John took the last swing of his beer. He considered reaching for another, but the conversation was already in full swing without it. “Melissa wasn’t wrong. She had a point. That’s why I wanted to talk with you guys about -”

“What?” Rodney whirled around. “Quitting the team? Leaving Atlantis?”

John’s heart stuttered. He’d thought about both of those, yes.

“Better not,” Ronon said, the menace unmistakable.

John threw the bottle into their cooler with extreme prejudice. “Look, Jacoby had to clean up my mess once and it destroyed him. You guys -”

“Know you always try to do what is right,” Teyla interrupted. “It was right of you to remove the council elder from danger in any way you could, even if that meant offering yourself in exchange. Lieutenant Jacoby knew that. Just as he knew it was right to remove you from danger in any way he could, even if that meant shooting the man who was holding you.”

“Not a man,” John corrected. “A boy.”

“A boy who had already killed one person and was drawing blood to kill a second,” Teyla pointed out.

John shook his head. This wasn’t going like he’d planned. “I shouldn’t have asked Jacoby - shouldn’t ask any of you - to pick up the pieces behind me.”

“You don’t ask,” Ronon said. “And they aren't pieces.”

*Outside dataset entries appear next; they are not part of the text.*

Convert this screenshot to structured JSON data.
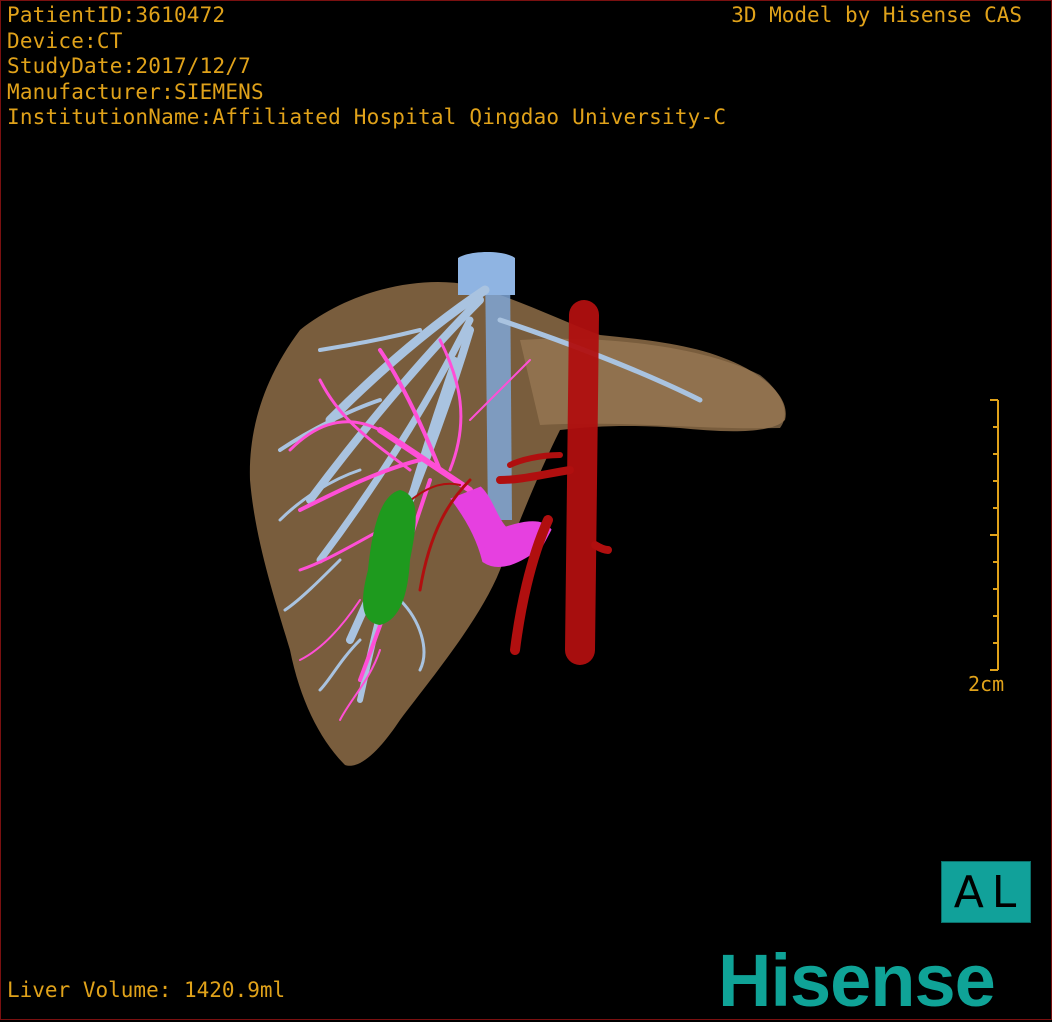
{
  "header": {
    "patient_id": "PatientID:3610472",
    "device": "Device:CT",
    "study_date": "StudyDate:2017/12/7",
    "manufacturer": "Manufacturer:SIEMENS",
    "institution": "InstitutionName:Affiliated Hospital Qingdao University-C",
    "credit": "3D Model by Hisense CAS"
  },
  "footer": {
    "liver_volume": "Liver Volume: 1420.9ml"
  },
  "scale_bar": {
    "label": "2cm"
  },
  "orientation_button": {
    "label": "AL"
  },
  "brand": {
    "logo_text": "Hisense"
  },
  "colors": {
    "text": "#e0a21a",
    "liver": "#8a6a45",
    "hepatic_vein": "#a9c3e0",
    "portal_vein": "#ff4fd6",
    "artery": "#b00f0f",
    "gallbladder": "#1e9a1e",
    "brand": "#0fa397"
  }
}
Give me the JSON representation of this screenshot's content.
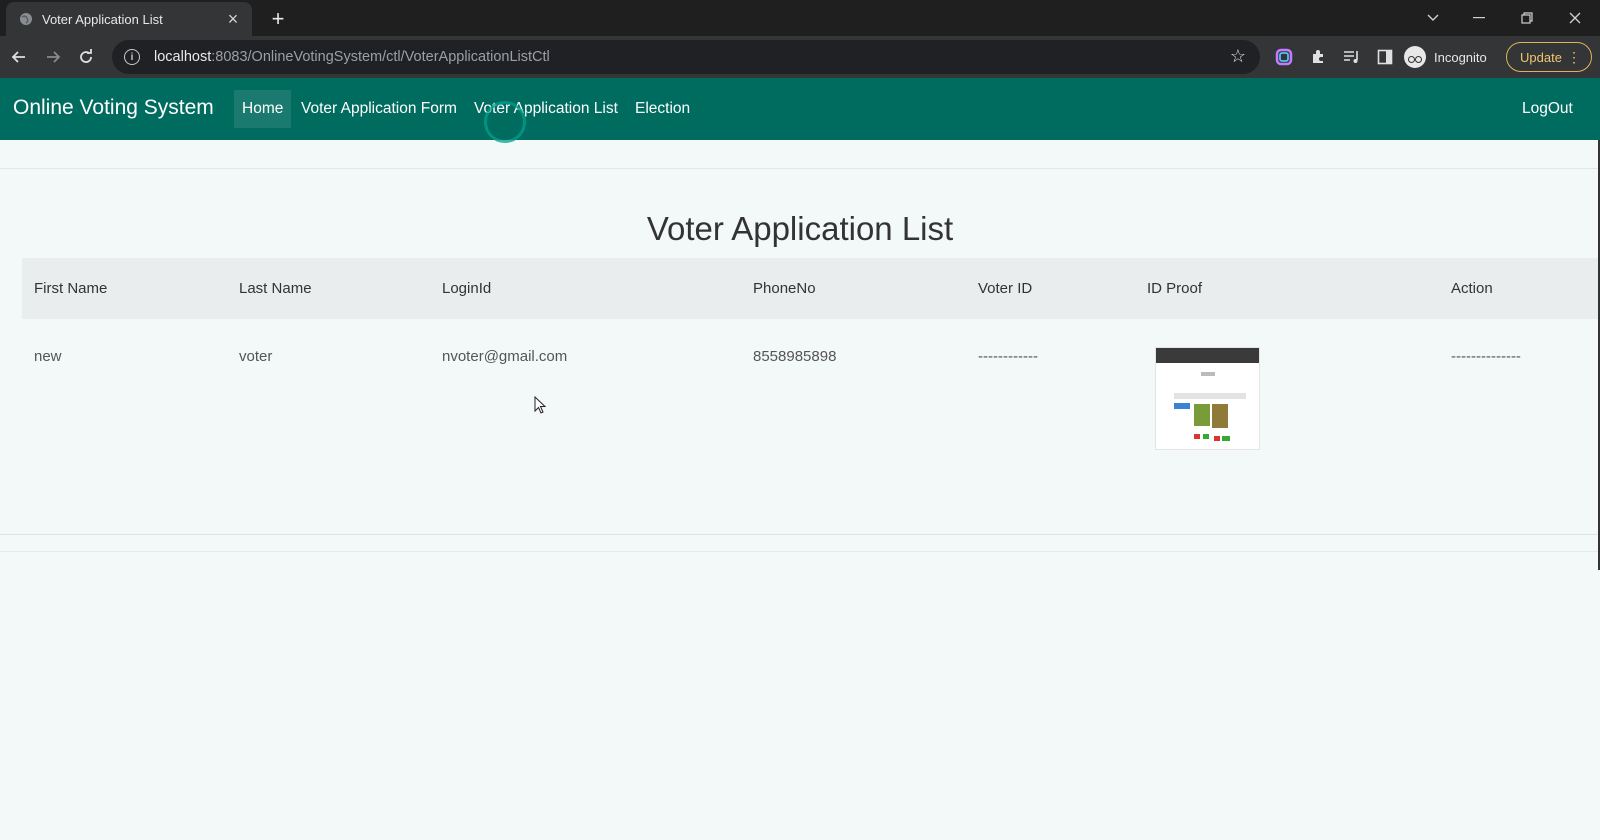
{
  "browser": {
    "tab_title": "Voter Application List",
    "url_host": "localhost",
    "url_rest": ":8083/OnlineVotingSystem/ctl/VoterApplicationListCtl",
    "profile_label": "Incognito",
    "update_label": "Update",
    "icons": [
      "globe-icon",
      "close-icon",
      "plus-icon",
      "chevron-down-icon",
      "minimize-icon",
      "restore-icon",
      "window-close-icon",
      "back-icon",
      "forward-icon",
      "reload-icon",
      "info-icon",
      "star-icon",
      "color-ext-icon",
      "puzzle-icon",
      "media-icon",
      "sidepanel-icon",
      "incognito-icon",
      "more-icon"
    ]
  },
  "app": {
    "brand": "Online Voting System",
    "nav": [
      {
        "label": "Home",
        "active": true
      },
      {
        "label": "Voter Application Form",
        "active": false
      },
      {
        "label": "Voter Application List",
        "active": false
      },
      {
        "label": "Election",
        "active": false
      }
    ],
    "logout": "LogOut",
    "accent": "#006b5f"
  },
  "page": {
    "title": "Voter Application List",
    "columns": [
      "First Name",
      "Last Name",
      "LoginId",
      "PhoneNo",
      "Voter ID",
      "ID Proof",
      "Action"
    ],
    "rows": [
      {
        "first_name": "new",
        "last_name": "voter",
        "login_id": "nvoter@gmail.com",
        "phone": "8558985898",
        "voter_id": "------------",
        "id_proof": "thumbnail",
        "action": "--------------"
      }
    ]
  }
}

“Look, Sheppard, could I do without the suicide runs every other week? Yes,” Rodney said. “But you always try to do what’s right. Sometimes that’s messy.” He took a drink. “Sometimes you can’t do it alone.”

John rubbed the back of his neck. “I want to.”

Rodney scoffed. “And you say I have an ego.”

Teyla leaned forward and touched his shoulder until John drew his eyes to hers. “No one can do it alone.”

“You’ve got our six, we’ve got yours,” Rodney said. He furrowed his brow. “I said that right, right?”

John smiled a little. “Yeah, buddy.”

“So if you want to cut down on the suicide runs, great,” Rodney went on, digging another couple of beers out of the cooler. He handed one to John. “Otherwise, we’re not going anywhere, so don’t even bother trying to get rid of us.”

John twisted the top off the beer but didn’t take a sip. He held it between his hands for a long moment, feeling the cold condensation slide down the bottle and drip between his fingers.

For the first time in a long time, he felt like he could breathe again.